On 2 July 2002 the court bailiffs informed the applicants that they had commenced the enforcement procedure. The applicants alleged that they had found out about the decision of 30 August 2001 from the bailiffs, the Klaipėda Regional Court not having notified them of the date of the appellate hearing. In the applicants ’ view, the principle of adversarial proceedings had been breached.

On 7 September 2005 the President of the Chamber communicated this aspect of the case to the respondent Government under Rule 54 § 2 (b) of the Rules of Court. The Government submitted their observations on admissibility and merits of the case on 2 February 2006.

By a letter from the Registry of the Court on 16 February 2006, the applicants were requested to submit, by 30 March 2006, their comments on the Government ’ s observations.

In view of the absence of any reply, the Registry sent another letter dated 5 May 2006 by registered mail, informing the applicants that the period allowed for submission of their observations had expired, and that no extension of the time-limit had been requested. The applicants were warned, under Article 37 § 1 (a) of the Convention, that the Court may strike a case out of its list where the circumstances lead to the conclusion that the applicants do not intend to pursue the application.

COMPLAINTS

1. Under Article 6 of the Convention the applicants complained that the proceedings had not been fair in that the hearing of 30 August 2001 had been held in their absence, without them being notified about the date thereof. The applicants further complained that the proceedings had been excessively long.
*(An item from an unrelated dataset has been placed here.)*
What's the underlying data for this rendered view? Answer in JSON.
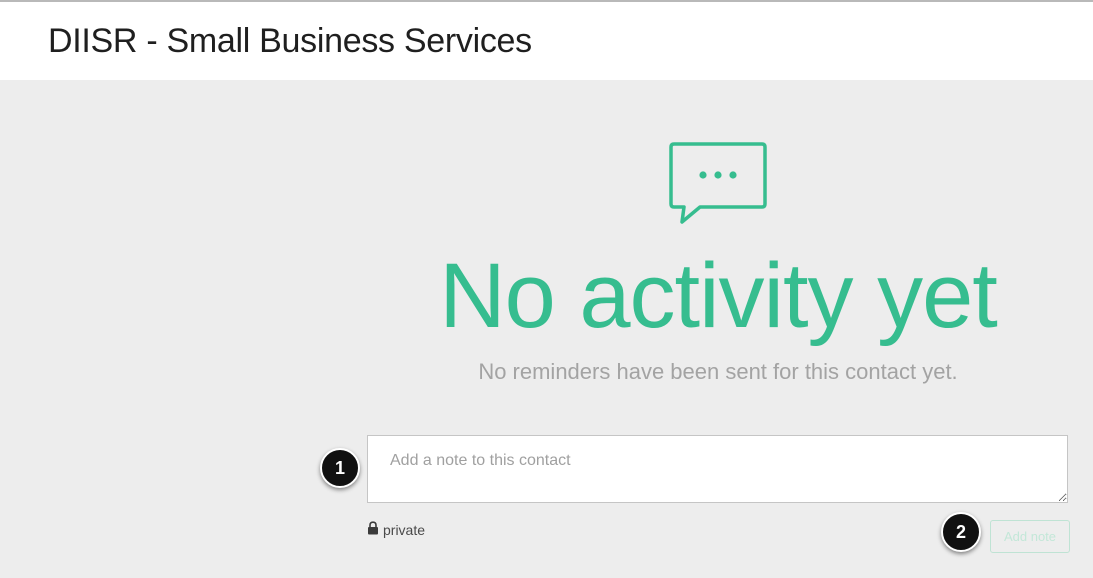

2. Under Article 1 of Protocol No. 1 to the Convention the applicants complained that their property rights had been violated on account of the actions by the bailiffs undertaken in the execution of the court decision against them.

THE LAW

The Court notes that, despite the Registry ’ s letters of 16 February 2006 and 5 May 2006, the applicants have not submitted their comments on the Government ’ s observations; nor have they made any other submissions to the Court since the communication of the case.

Having regard to Article 37 § 1 (a) of the Convention, the Court concludes that the applicants do not intend to pursue the application. Furthermore, in accordance with Article 37 § 1 in fine , the Court finds no special circumstances regarding respect for human rights as defined in the Convention and its Protocols which require the examination of this application to be continued. Accordingly, the application of Article 29 § 3 of the Convention to the case should be discontinued.

For these reasons, the Court unanimously

Decides to strike the application out of its list of cases.